Sauerberg's rapid survey of what he calls "documentary realism," exemplified in texts ranging from middlebrow biography and historical fiction (Irving Stone and James Michener) to postmodern meta-fiction (Robert Coover and Julian Barnes), usefully aims at reopening this question. In borrowing directly from non-literary "reality," documentary realism calls attention, he argues, to the difference between the fictional and the factual. What Sauerberg thinks it accomplishes in so doing is less evident. Nor is it evident that much is accomplished by translating the "reality" question into the framework of "reader response," which is the book's main theoretical contribution. Sauerberg's position bears some distant, unexpressed affiliation to Brecht's, which defines realism in terms of its defamiliarizing effects; Sauerberg writes, for example, that the goal of Holocaust literature is "to shock and to prompt indignation". But such a perspective ought to be more interested in the particular historical beliefs or conventions that any given realism tries to overturn, the social construction of that "normal" knowledge that even supposedly self-sustaining narratives must assume their readers to possess. What knowledge of the British Empire can be taken for granted in a Norwegian reader of Orwell's Burmese Days? How does it matter? Unfortunately, Sauerberg posits a universalizing "general reader" whose "we" and "our" immediately rule out further attention to such questions. "Certain kinds of texts are felt to be essentially literary," he says. Felt by whom?

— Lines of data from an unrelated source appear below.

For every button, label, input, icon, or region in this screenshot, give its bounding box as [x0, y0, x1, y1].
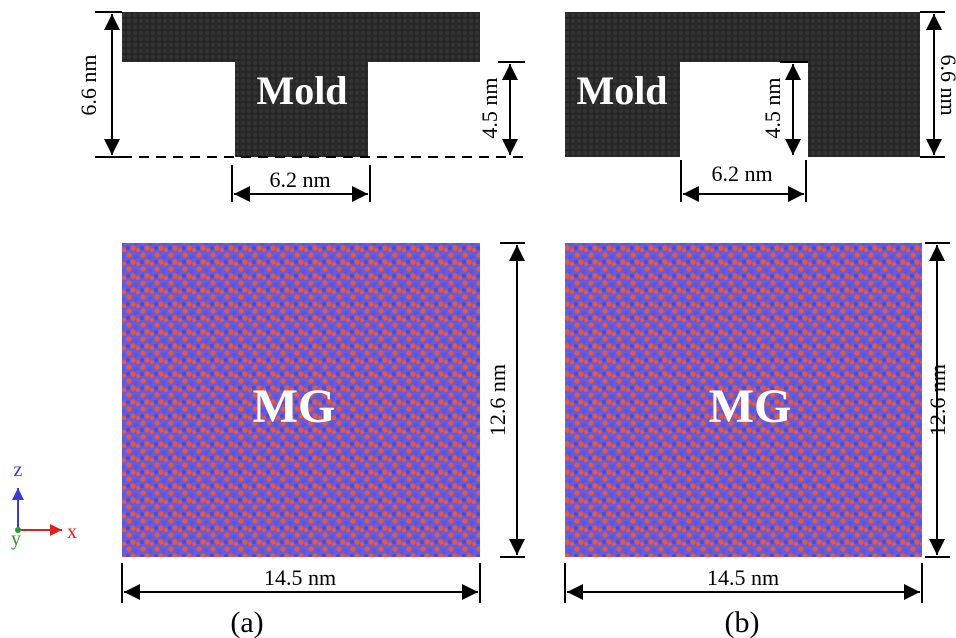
x-label: x: [67, 521, 77, 543]
cavity-width: 6.2 nm: [711, 161, 772, 186]
mold-label: Mold: [576, 68, 667, 113]
mg-block: [122, 243, 480, 557]
mold: [122, 12, 480, 157]
z-label: z: [14, 459, 23, 481]
cavity-width: 6.2 nm: [269, 167, 330, 192]
mg-width: 14.5 nm: [707, 565, 779, 590]
mg-label: MG: [709, 380, 792, 433]
mg-block: [565, 243, 922, 557]
mg-width: 14.5 nm: [264, 565, 336, 590]
mg-height: 12.6 nm: [925, 364, 950, 436]
mold-label: Mold: [256, 68, 347, 113]
mg-label: MG: [253, 380, 336, 433]
panel-b: Mold 6.6 nm 4.5 nm 6.2 nm MG 12.6 nm 14.…: [564, 11, 956, 638]
cavity-depth: 4.5 nm: [760, 77, 785, 138]
y-label: y: [11, 528, 21, 550]
mold-height: 6.6 nm: [76, 54, 101, 115]
mg-height: 12.6 nm: [485, 364, 510, 436]
mold: [565, 12, 920, 157]
panel-label: (b): [725, 606, 760, 638]
y-axis-dot: [15, 527, 21, 533]
axis-triad: z y x: [11, 459, 77, 550]
panel-label: (a): [230, 606, 263, 638]
mold-height: 6.6 nm: [936, 54, 956, 115]
panel-a: Mold 6.6 nm 4.5 nm 6.2 nm MG 12.6 nm 14.…: [76, 11, 525, 638]
cavity-depth: 4.5 nm: [477, 77, 502, 138]
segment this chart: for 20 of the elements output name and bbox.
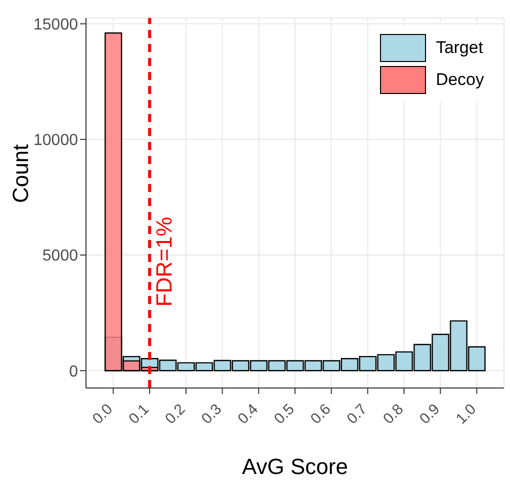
x-tick-label: 0.2 [162,400,189,428]
y-tick-label: 0 [69,363,78,380]
y-axis-title: Count [8,144,33,203]
y-tick-label: 10000 [34,132,78,150]
x-tick-label: 0.5 [271,400,298,428]
x-tick-label: 0.3 [198,400,226,428]
x-tick-label: 0.0 [89,400,116,428]
x-tick-label: 0.7 [344,400,371,428]
x-tick-label: 0.4 [234,400,262,428]
x-axis-title: AvG Score [242,454,348,479]
x-tick-label: 0.6 [307,400,334,428]
x-tick-label: 0.1 [126,400,152,428]
y-tick-label: 5000 [42,248,78,265]
legend-label: Target [436,38,484,58]
x-tick-label: 1.0 [452,400,480,428]
legend-label: Decoy [436,70,484,90]
y-tick-label: 15000 [34,16,78,34]
x-tick-label: 0.9 [416,400,444,428]
x-tick-label: 0.8 [380,400,407,428]
annotation: FDR=1% [152,216,177,307]
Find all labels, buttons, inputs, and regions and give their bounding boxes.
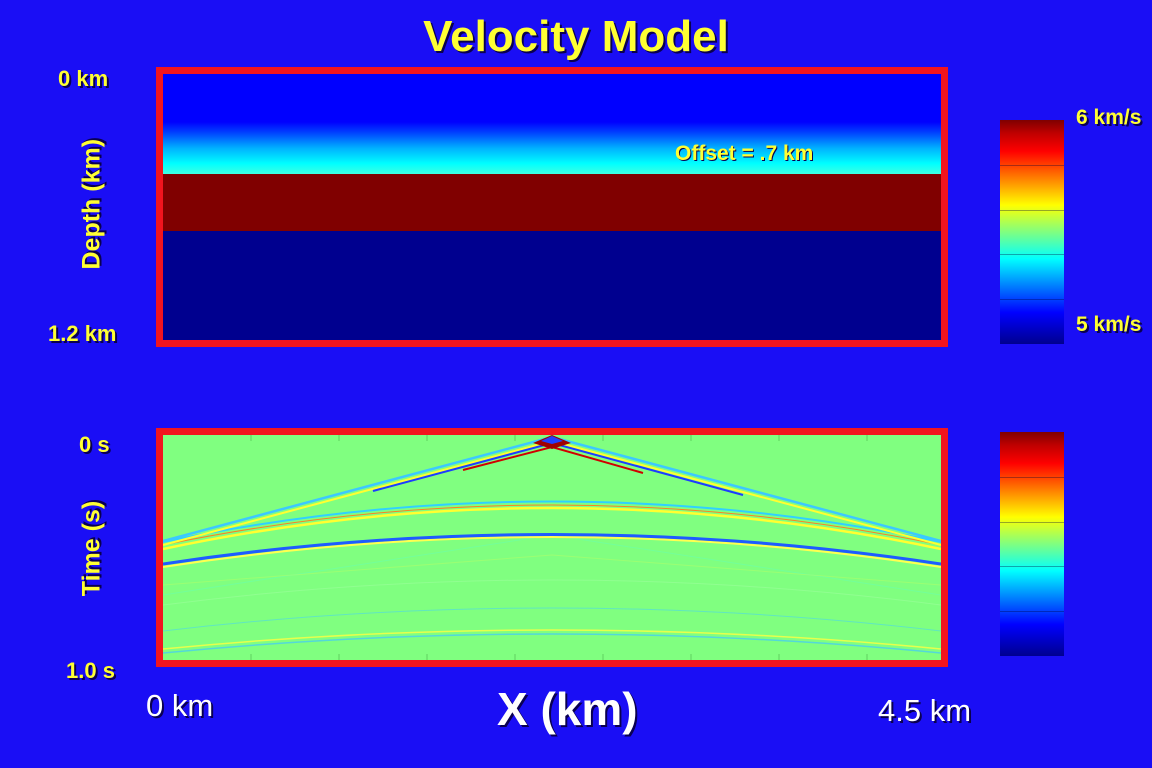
x-axis-right-label: 4.5 km <box>878 693 972 728</box>
time-bottom-label: 1.0 s <box>66 658 115 683</box>
offset-annotation: Offset = .7 km <box>675 142 814 165</box>
colorbar-min-label: 5 km/s <box>1076 313 1142 336</box>
velocity-model-image <box>163 74 941 340</box>
depth-axis-label: Depth (km) <box>77 138 106 270</box>
amplitude-colorbar <box>1000 432 1064 656</box>
page-title: Velocity Model <box>423 12 729 61</box>
colorbar-max-label: 6 km/s <box>1076 106 1142 129</box>
depth-bottom-label: 1.2 km <box>48 321 117 346</box>
time-top-label: 0 s <box>79 432 110 457</box>
seismogram-panel <box>156 428 948 667</box>
velocity-model-panel: Offset = .7 km <box>156 67 948 347</box>
velocity-colorbar <box>1000 120 1064 344</box>
seismogram-image <box>163 435 941 660</box>
time-axis-label: Time (s) <box>77 500 106 597</box>
x-axis-label: X (km) <box>497 683 638 735</box>
x-axis-left-label: 0 km <box>146 688 214 723</box>
depth-top-label: 0 km <box>58 66 109 91</box>
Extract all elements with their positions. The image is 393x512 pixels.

Sauerberg describes reality as "the structureless world of fact." He does not seem to have considered the possibility that this vision of primal chaos is itself a fiction that had to be invented—an existential fiction one can trace through figures like Wallace Stevens and Frank Kermode. Taking it for granted, he offers no further interrogation (à la Lukacs, say) of what fact or reality might be. And this impoverished idea of reality produces an equally impoverished idea of the literary. Seen through the reader, the literary becomes leisure as opposed to work: recreational rather than informational reading. To refer to a topos of the objectivity debate that Sauerberg himself invokes, how does this help us with the revisionist claim that the Holocaust never happened?

One would have appreciated some concern, within the framework of reader response, with realism as an issue for the testimonio genre, and more generally for the act of witnessing that has been so important to groups claiming new rights of speech. Sauerberg mentions libel cases, which encourage inquiry into realism as a legal category. The subject is far from exhausted. [End Page 536]

In the interest of accuracy, but also of aesthetic pleasure, note an inspired misprint: a reference to the historian Frank LaCapra.